Mais ce n’est pas la seule indication qu’un accord d’unité tant espéré a l’air d’être encore plus improbable.

Beaucoup de discussions, peu d’action

Cela fait maintenant plus d’un mois qu’un accord de réconciliation préliminaire entre les deux factions palestiniennes a été en grande pompe signé au Caire. Depuis lors, le peu qui s’est produit a principalement été à l’initiative d’un côté, le Hamas, et ce qui ne s’est pas fait a une signification beaucoup plus grande.
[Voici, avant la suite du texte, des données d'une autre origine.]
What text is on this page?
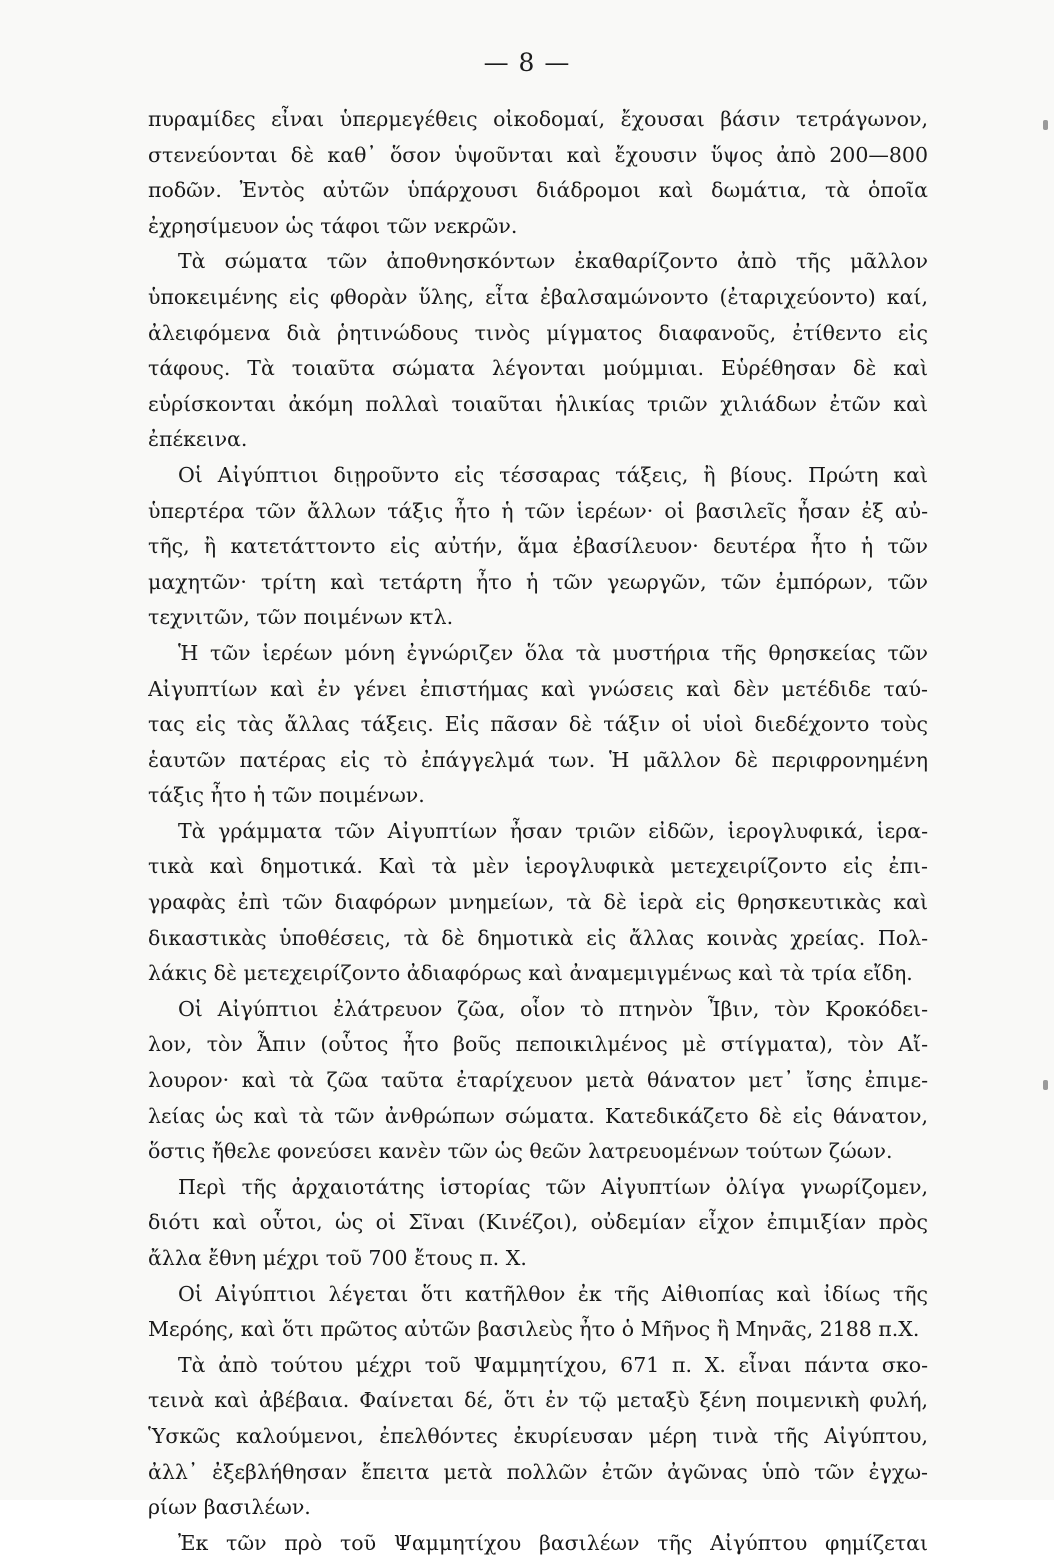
— 8 —
πυραμίδες εἶναι ὑπερμεγέθεις οἰκοδομαί, ἔχουσαι βάσιν τετράγωνον,
στενεύονται δὲ καθ᾽ ὅσον ὑψοῦνται καὶ ἔχουσιν ὕψος ἀπὸ 200—800
ποδῶν. Ἐντὸς αὐτῶν ὑπάρχουσι διάδρομοι καὶ δωμάτια, τὰ ὁποῖα
ἐχρησίμευον ὡς τάφοι τῶν νεκρῶν.
Τὰ σώματα τῶν ἀποθνησκόντων ἐκαθαρίζοντο ἀπὸ τῆς μᾶλλον
ὑποκειμένης εἰς φθορὰν ὕλης, εἶτα ἐβαλσαμώνοντο (ἐταριχεύοντο) καί,
ἀλειφόμενα διὰ ῥητινώδους τινὸς μίγματος διαφανοῦς, ἐτίθεντο εἰς
τάφους. Τὰ τοιαῦτα σώματα λέγονται μούμμιαι. Εὑρέθησαν δὲ καὶ
εὑρίσκονται ἀκόμη πολλαὶ τοιαῦται ἡλικίας τριῶν χιλιάδων ἐτῶν καὶ
ἐπέκεινα.
Οἱ Αἰγύπτιοι διῃροῦντο εἰς τέσσαρας τάξεις, ἢ βίους. Πρώτη καὶ
ὑπερτέρα τῶν ἄλλων τάξις ἦτο ἡ τῶν ἱερέων· οἱ βασιλεῖς ἦσαν ἐξ αὐ-
τῆς, ἢ κατετάττοντο εἰς αὐτήν, ἅμα ἐβασίλευον· δευτέρα ἦτο ἡ τῶν
μαχητῶν· τρίτη καὶ τετάρτη ἦτο ἡ τῶν γεωργῶν, τῶν ἐμπόρων, τῶν
τεχνιτῶν, τῶν ποιμένων κτλ.
Ἡ τῶν ἱερέων μόνη ἐγνώριζεν ὅλα τὰ μυστήρια τῆς θρησκείας τῶν
Αἰγυπτίων καὶ ἐν γένει ἐπιστήμας καὶ γνώσεις καὶ δὲν μετέδιδε ταύ-
τας εἰς τὰς ἄλλας τάξεις. Εἰς πᾶσαν δὲ τάξιν οἱ υἱοὶ διεδέχοντο τοὺς
ἑαυτῶν πατέρας εἰς τὸ ἐπάγγελμά των. Ἡ μᾶλλον δὲ περιφρονημένη
τάξις ἦτο ἡ τῶν ποιμένων.
Τὰ γράμματα τῶν Αἰγυπτίων ἦσαν τριῶν εἰδῶν, ἱερογλυφικά, ἱερα-
τικὰ καὶ δημοτικά. Καὶ τὰ μὲν ἱερογλυφικὰ μετεχειρίζοντο εἰς ἐπι-
γραφὰς ἐπὶ τῶν διαφόρων μνημείων, τὰ δὲ ἱερὰ εἰς θρησκευτικὰς καὶ
δικαστικὰς ὑποθέσεις, τὰ δὲ δημοτικὰ εἰς ἄλλας κοινὰς χρείας. Πολ-
λάκις δὲ μετεχειρίζοντο ἀδιαφόρως καὶ ἀναμεμιγμένως καὶ τὰ τρία εἴδη.
Οἱ Αἰγύπτιοι ἐλάτρευον ζῶα, οἷον τὸ πτηνὸν Ἶβιν, τὸν Κροκόδει-
λον, τὸν Ἆπιν (οὗτος ἦτο βοῦς πεποικιλμένος μὲ στίγματα), τὸν Αἴ-
λουρον· καὶ τὰ ζῶα ταῦτα ἐταρίχευον μετὰ θάνατον μετ᾽ ἴσης ἐπιμε-
λείας ὡς καὶ τὰ τῶν ἀνθρώπων σώματα. Κατεδικάζετο δὲ εἰς θάνατον,
ὅστις ἤθελε φονεύσει κανὲν τῶν ὡς θεῶν λατρευομένων τούτων ζώων.
Περὶ τῆς ἀρχαιοτάτης ἱστορίας τῶν Αἰγυπτίων ὀλίγα γνωρίζομεν,
διότι καὶ οὗτοι, ὡς οἱ Σῖναι (Κινέζοι), οὐδεμίαν εἶχον ἐπιμιξίαν πρὸς
ἄλλα ἔθνη μέχρι τοῦ 700 ἔτους π. Χ.
Οἱ Αἰγύπτιοι λέγεται ὅτι κατῆλθον ἐκ τῆς Αἰθιοπίας καὶ ἰδίως τῆς
Μερόης, καὶ ὅτι πρῶτος αὐτῶν βασιλεὺς ἦτο ὁ Μῆνος ἢ Μηνᾶς, 2188 π.Χ.
Τὰ ἀπὸ τούτου μέχρι τοῦ Ψαμμητίχου, 671 π. Χ. εἶναι πάντα σκο-
τεινὰ καὶ ἀβέβαια. Φαίνεται δέ, ὅτι ἐν τῷ μεταξὺ ξένη ποιμενικὴ φυλή,
Ὑσκῶς καλούμενοι, ἐπελθόντες ἐκυρίευσαν μέρη τινὰ τῆς Αἰγύπτου,
ἀλλ᾽ ἐξεβλήθησαν ἔπειτα μετὰ πολλῶν ἐτῶν ἀγῶνας ὑπὸ τῶν ἐγχω-
ρίων βασιλέων.
Ἐκ τῶν πρὸ τοῦ Ψαμμητίχου βασιλέων τῆς Αἰγύπτου φημίζεται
Ce qui s’est passé est ce qui suit : le Hamas a dissous le comité administratif créé au printemps pour administrer Gaza. Le Hamas a retiré ses agents des points de passage de Gaza pour permettre aux responsables de l’Autorité Palestinienne de Cisjordanie d’en prendre le contrôle. Le Hamas est en bonne voie de créer une zone tampon avec l’Égypte pour empêcher quiconque de se faufiler dans le Sinaï ou d’en sortir, en réponse à la pression égyptienne. Et enfin, le Hamas a arrêté des militants présumés salafistes à la demande du Caire.

Ce qui ne s’est pas passé est ceci : Abbas n’a pas levé les sanctions sur Gaza qu’il a imposées en avril en réponse à la mise en place du comité administratif du Hamas. Ces sanctions signifient que l’Autorité Palestinienne ne paie pas Israël pour l’électricité ou le carburant pour l’unique centrale électrique de Gaza. En moyenne, les Palestiniens de Gaza ne profitent que de quatre heures d’électricité par jour. Ces sanctions incluent aussi une réduction d’un tiers des salaires des fonctionnaires mentionnés ci-dessus, une source importante de revenus dans la bande de Gaza appauvrie. Et elles impliquent que le financement des médicaments et des soins de santé pour Gaza reste réduit.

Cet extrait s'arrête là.